Rod croaked, “I’ve been dead? Dead? Me?”

“Not exactly dead,” said the doctor, “but close to it.”

“The box — that little box!” cried Rod.

“What little box?”

“Please, doctor — the one I came in?”

“That box wasn’t so little,” said Doctor Vomact. He squared his hands in the air and made a shape about the size of the little ladies’ bonnet-box which Rod had seen in the Lord Redlady’s private operating room. “It was this big. Your head was full natural size. That’s why it’s been so easy and so successful to bring you back to normality in such a hurry.”

“And Eleanor?”

“Your companion? She made it, too. Nobody intercepted the ship.”

“You mean the rest is true, too. I’m still the richest man in the universe? And I’m gone, gone from home?” Rod would have liked to beat the bedspread, but did not.

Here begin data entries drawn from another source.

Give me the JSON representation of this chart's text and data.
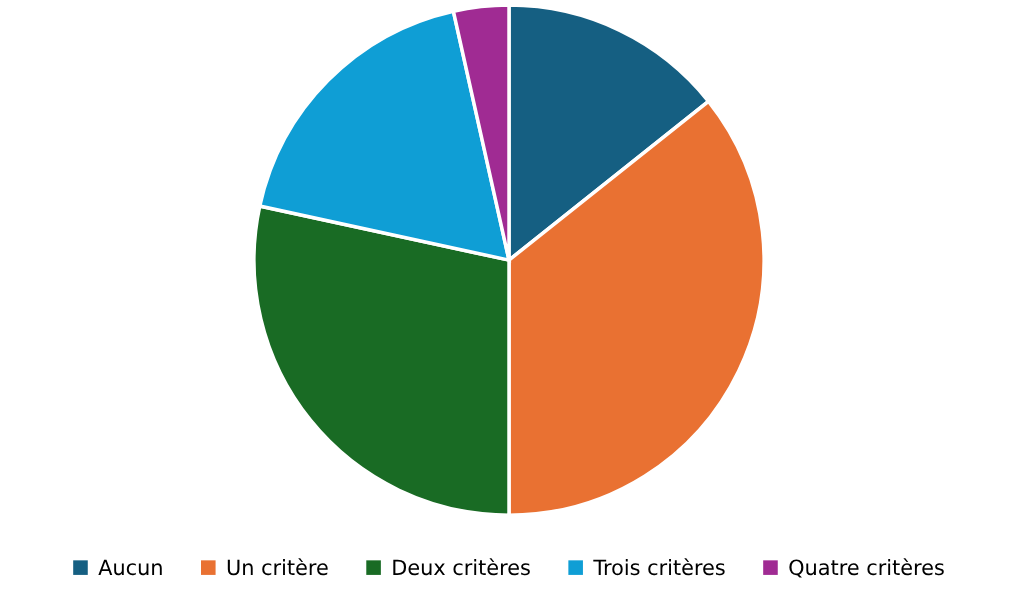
{
  "chart_data": {
    "type": "pie",
    "categories": [
      "Aucun",
      "Un critère",
      "Deux critères",
      "Trois critères",
      "Quatre critères"
    ],
    "values": [
      14.3,
      35.7,
      28.4,
      18.1,
      3.5
    ],
    "colors": [
      "#155f82",
      "#e97132",
      "#196b24",
      "#0f9ed5",
      "#a02b93"
    ],
    "legend": "bottom"
  }
}
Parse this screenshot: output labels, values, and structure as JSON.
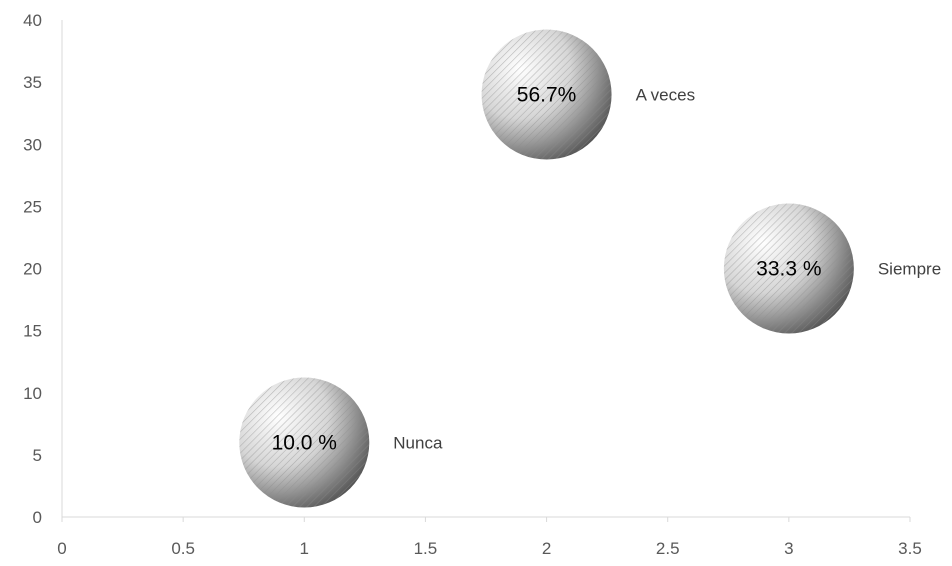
{
  "chart_data": {
    "type": "scatter",
    "subtype": "bubble",
    "title": "",
    "xlabel": "",
    "ylabel": "",
    "xlim": [
      0,
      3.5
    ],
    "ylim": [
      0,
      40
    ],
    "x_ticks": [
      "0",
      "0.5",
      "1",
      "1.5",
      "2",
      "2.5",
      "3",
      "3.5"
    ],
    "y_ticks": [
      "0",
      "5",
      "10",
      "15",
      "20",
      "25",
      "30",
      "35",
      "40"
    ],
    "grid": false,
    "legend": "none",
    "points": [
      {
        "x": 1,
        "y": 6,
        "label": "10.0 %",
        "category": "Nunca"
      },
      {
        "x": 2,
        "y": 34,
        "label": "56.7%",
        "category": "A veces"
      },
      {
        "x": 3,
        "y": 20,
        "label": "33.3 %",
        "category": "Siempre"
      }
    ],
    "colors": {
      "bubble_light": "#ffffff",
      "bubble_dark": "#3a3a3a",
      "hatch": "#9a9a9a",
      "axis": "#d9d9d9"
    }
  }
}
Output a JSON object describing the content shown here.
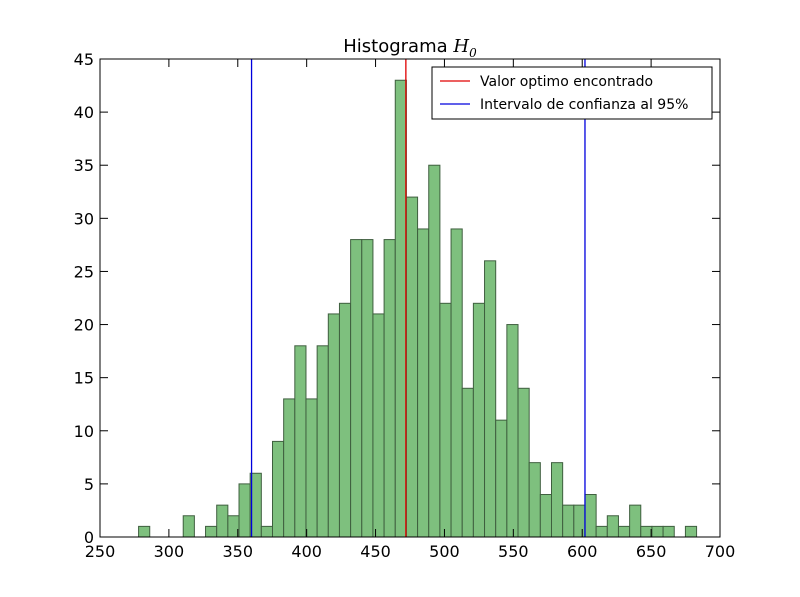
{
  "chart_data": {
    "type": "bar",
    "title": "Histograma ",
    "title_math": "H",
    "title_math_sub": "0",
    "xlim": [
      250,
      700
    ],
    "ylim": [
      0,
      45
    ],
    "xticks": [
      "250",
      "300",
      "350",
      "400",
      "450",
      "500",
      "550",
      "600",
      "650",
      "700"
    ],
    "yticks": [
      "0",
      "5",
      "10",
      "15",
      "20",
      "25",
      "30",
      "35",
      "40",
      "45"
    ],
    "bin_start": 278,
    "bin_width": 8.1,
    "counts": [
      1,
      0,
      0,
      0,
      2,
      0,
      1,
      3,
      2,
      5,
      6,
      1,
      9,
      13,
      18,
      13,
      18,
      21,
      22,
      28,
      28,
      21,
      28,
      43,
      32,
      29,
      35,
      22,
      29,
      14,
      22,
      26,
      11,
      20,
      14,
      7,
      4,
      7,
      3,
      3,
      4,
      1,
      2,
      1,
      3,
      1,
      1,
      1,
      0,
      1
    ],
    "bar_color": "#7ec07e",
    "bar_edge": "#3f5f3f",
    "vlines": [
      {
        "label": "Valor optimo encontrado",
        "x": 472,
        "color": "#e00000"
      },
      {
        "label": "Intervalo de confianza al 95%",
        "x": 360,
        "color": "#0000dd"
      },
      {
        "x": 602,
        "color": "#0000dd"
      }
    ],
    "legend": [
      {
        "label": "Valor optimo encontrado",
        "color": "#e00000"
      },
      {
        "label": "Intervalo de confianza al 95%",
        "color": "#0000dd"
      }
    ],
    "legend_position": "top-right",
    "grid": false
  }
}
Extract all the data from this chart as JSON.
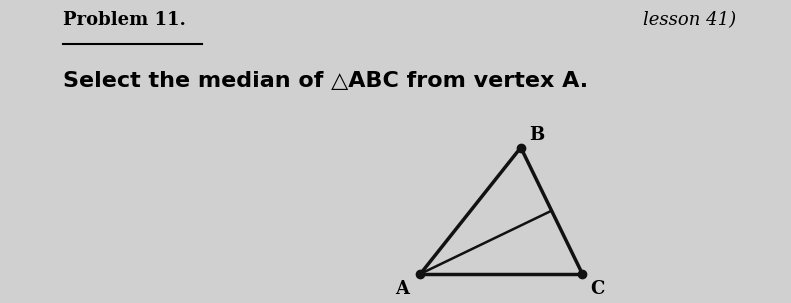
{
  "title_left": "Problem 11.",
  "title_right": "lesson 41)",
  "subtitle": "Select the median of △ABC from vertex A.",
  "background_color": "#d0d0d0",
  "vertices": {
    "A": [
      0.0,
      0.0
    ],
    "B": [
      0.62,
      0.78
    ],
    "C": [
      1.0,
      0.0
    ]
  },
  "triangle_color": "#111111",
  "triangle_linewidth": 2.5,
  "median_color": "#111111",
  "median_linewidth": 1.8,
  "vertex_dot_size": 6,
  "vertex_label_fontsize": 13,
  "title_fontsize": 13,
  "subtitle_fontsize": 16
}
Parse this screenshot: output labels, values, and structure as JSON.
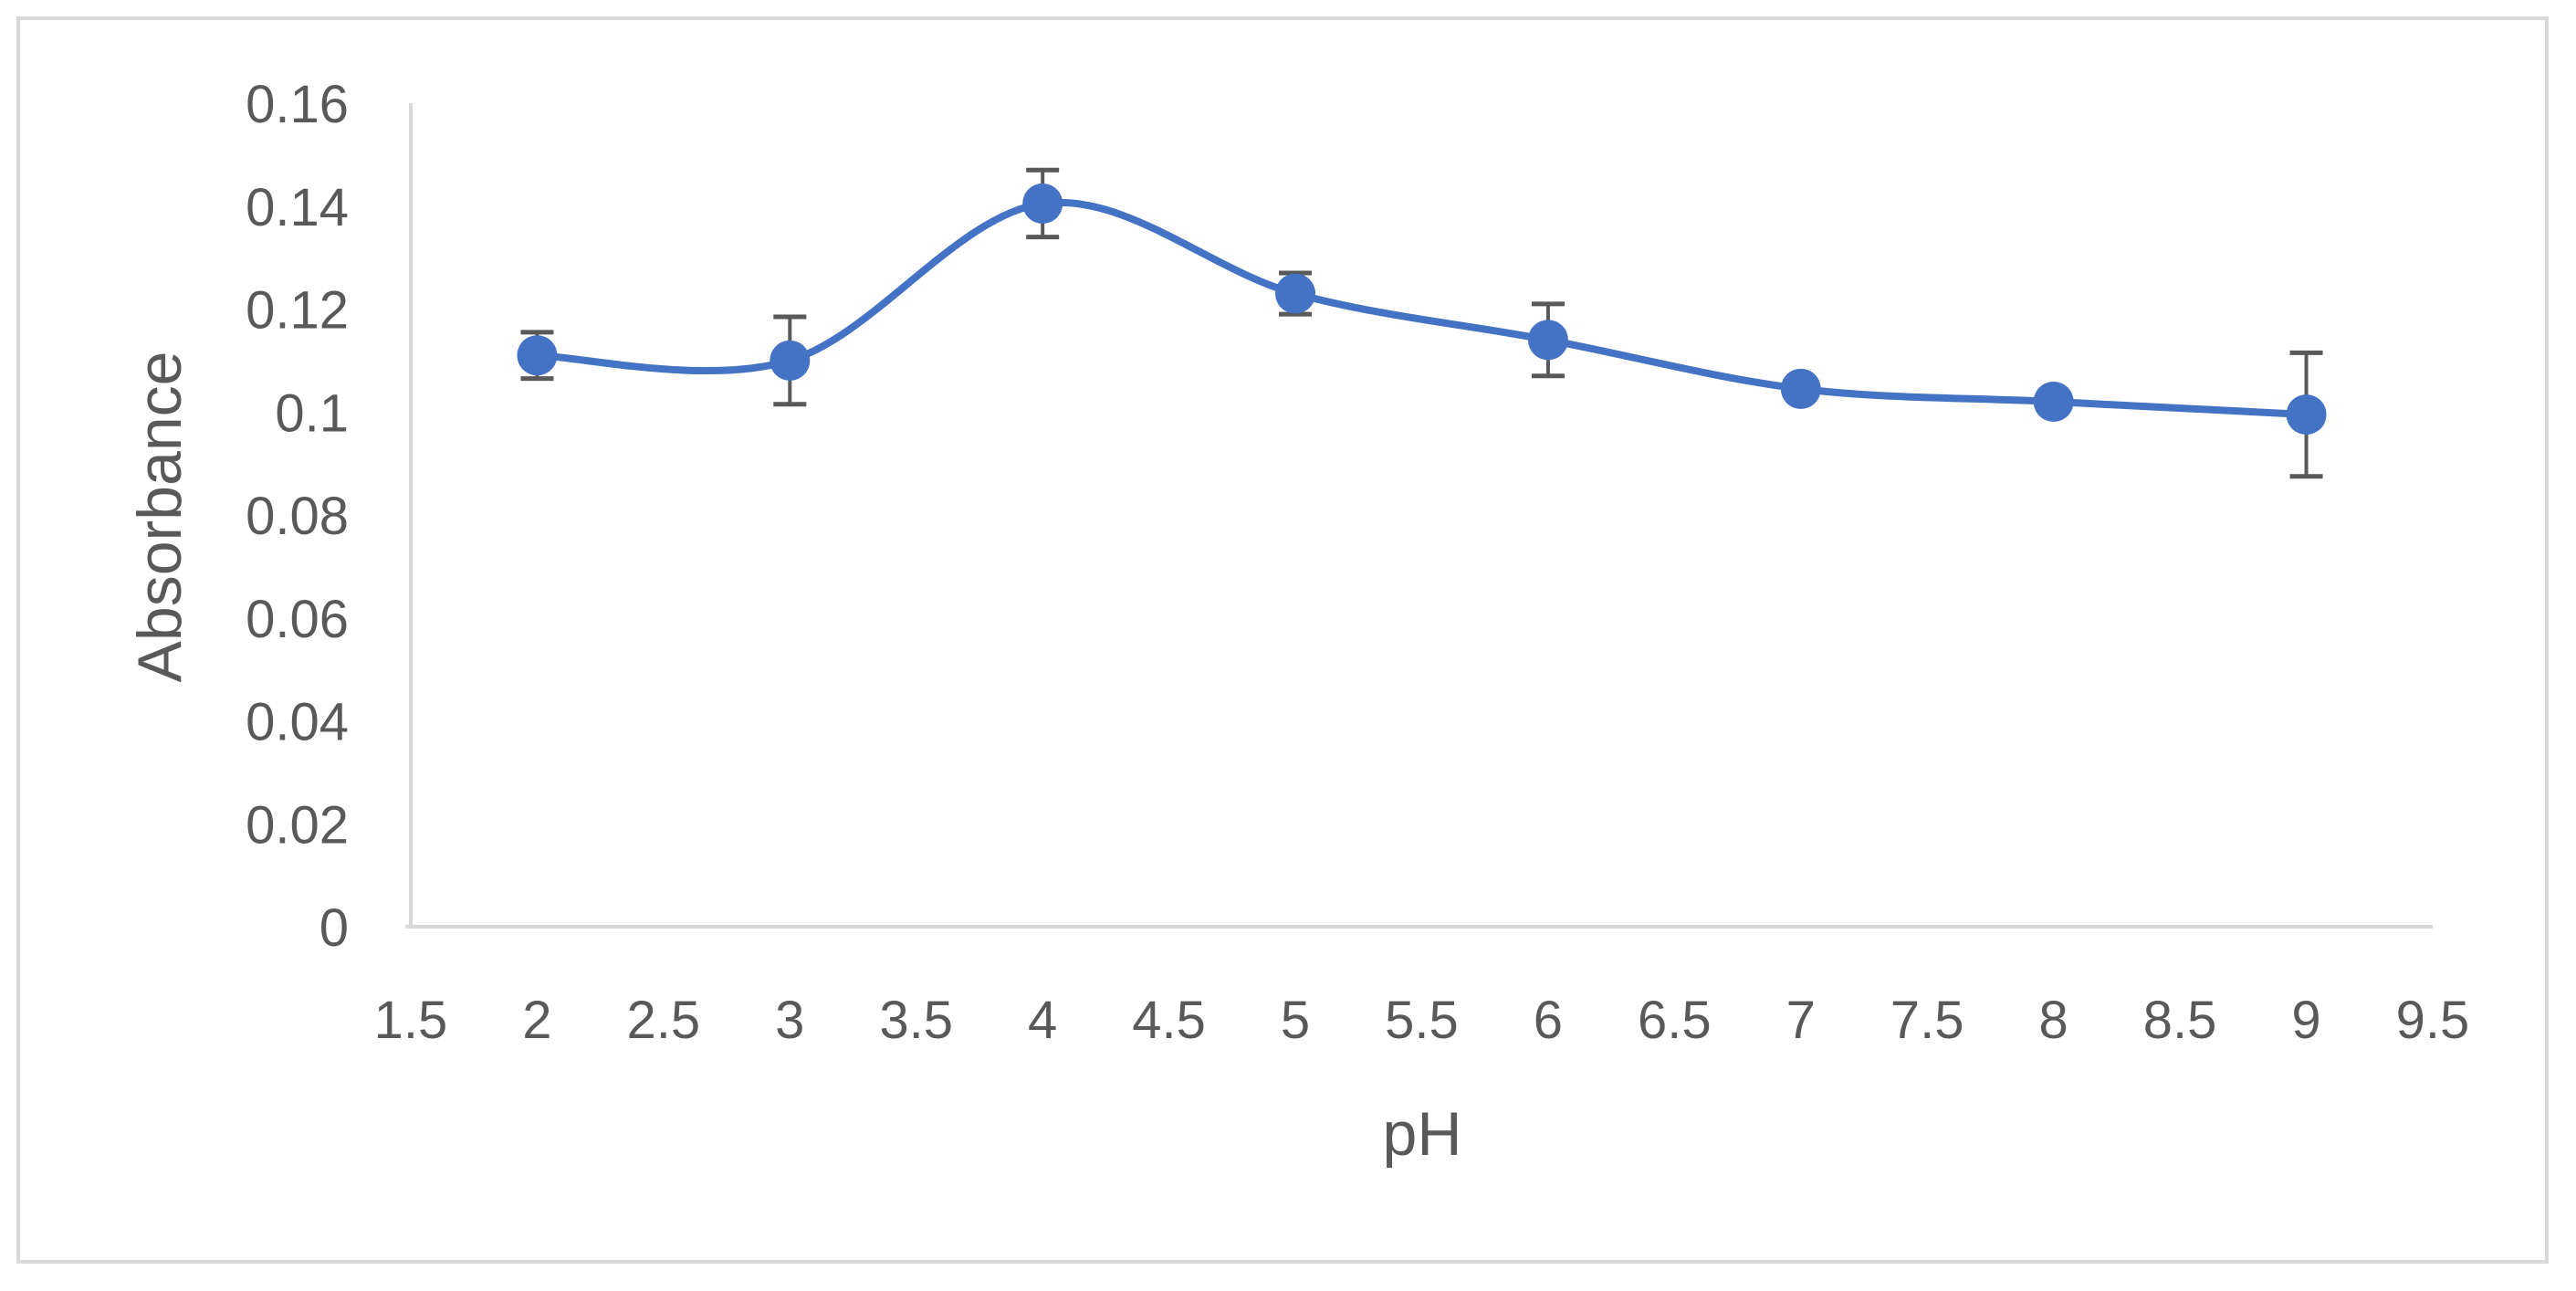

“I am glad,” said Doctor Vomact, “to see you express so much feeling about your situation. You showed a great deal when you were under the sedatives and hypnotics, but I was beginning to wonder how we could help you realize your true position when you came back, as you have, to normal life. Forgive me for talking this way. I sound like a medical journal. It’s hard to be friends with a patient, even when one really likes him…”

Vomact was a small man, a full head shorter than Rod himself, but so gracefully proportioned that he did not look stunted or little. His face was thin, with a mop of ungovernable black hair which fell in all directions. Among Norstrilians, this fashion would have been deemed eccentric; to judge by the fact that other Earthmen let their hair grow wild and long, it must have been an Earth fashion. Rod found it foolish but not repulsive.